Ses contemporains comme Hugo von Hofmannsthal lui reprochaient déjà des facilités. C’est la conscience de ce mélange d’exigence, de pertinence, de séduction et de facilités dans l’écriture de Zweig qui a soudé notre groupe de traducteurs et enrichi nos discussions.

Sigmund Freud et Stefan Zweig étaient amis. Quel a été le rôle du psychanalyste sur la vie et l’œuvre de l’écrivain?

Ils s’admiraient. Mais Zweig n’a pas attendu Freud si je puis dire. Tout se passe comme si l’écrivain avait eu l’intuition de la psychanalyse, sans la mettre en système mais en l’illustrant de façon littéraire, en l’inventant pour ainsi dire.

Quel est le récit le plus symptomatique?

Zweig s’en prend aux valeurs en cours dans la société autrichienne qui tolère la liberté sexuelle chez l’homme mais la réprime sévèrement chez la femme. La tension induite par cette double morale sera le berceau de la psychanalyse. L’écrivain désigne cette duplicité comme le ferment d’une crise inéluctable.
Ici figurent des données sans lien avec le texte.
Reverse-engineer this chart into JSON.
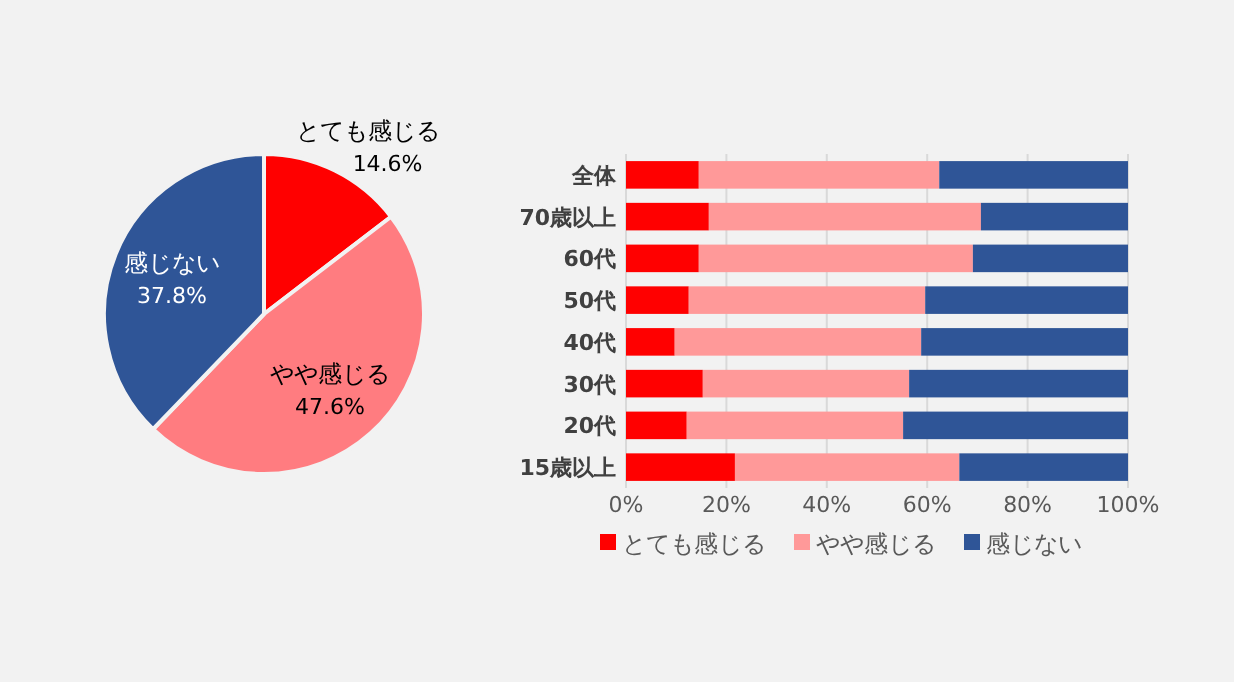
{
  "chart_data": [
    {
      "type": "pie",
      "categories": [
        "とても感じる",
        "やや感じる",
        "感じない"
      ],
      "values": [
        14.6,
        47.6,
        37.8
      ],
      "colors": [
        "#ff0000",
        "#ff7c80",
        "#2f5597"
      ],
      "value_labels": [
        "14.6%",
        "47.6%",
        "37.8%"
      ]
    },
    {
      "type": "bar",
      "orientation": "horizontal",
      "stacked": true,
      "categories": [
        "全体",
        "70歳以上",
        "60代",
        "50代",
        "40代",
        "30代",
        "20代",
        "15歳以上"
      ],
      "series": [
        {
          "name": "とても感じる",
          "color": "#ff0000",
          "values": [
            14.5,
            16.5,
            14.5,
            12.5,
            9.7,
            15.3,
            12.1,
            21.7
          ]
        },
        {
          "name": "やや感じる",
          "color": "#ff9999",
          "values": [
            47.9,
            54.2,
            54.6,
            47.1,
            49.1,
            41.1,
            43.1,
            44.7
          ]
        },
        {
          "name": "感じない",
          "color": "#2f5597",
          "values": [
            37.6,
            29.3,
            30.9,
            40.4,
            41.2,
            43.6,
            44.8,
            33.6
          ]
        }
      ],
      "xlim": [
        0,
        100
      ],
      "xticks": [
        {
          "value": 0,
          "label": "0%"
        },
        {
          "value": 20,
          "label": "20%"
        },
        {
          "value": 40,
          "label": "40%"
        },
        {
          "value": 60,
          "label": "60%"
        },
        {
          "value": 80,
          "label": "80%"
        },
        {
          "value": 100,
          "label": "100%"
        }
      ],
      "grid": "x",
      "legend": "bottom"
    }
  ]
}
Le malaise qui sourd de cette société viennoise trouve son accomplissement dans La Peur. Entre Irène, la femme volage qui commet un adultère, et son mari jaloux qui fomente une machination sans amour, on ne sait pas qui est le plus pitoyable.

Qu’est-ce qui explique le succès de Stefan Zweig jusqu’à aujourd’hui?

Il a pris d’emblée le parti des victimes, déployant une attention soutenue à l’échec, au poids du destin, à la fragilité de la vie. La raison profonde de l’engouement qu’il suscite auprès des lecteurs se situe là probablement. A cela s’ajoute son choix de la forme brève dans laquelle il excellait. Enfin, il a adopté une écriture classique, loin de toute expérimentation, qui n’exige pas de recadrage stylistique, même s’il était sensible à la modernité comme le prouvent ses rapports avec Freud, Joyce, Rilke. Tout ceci demeure pertinent aujourd’hui.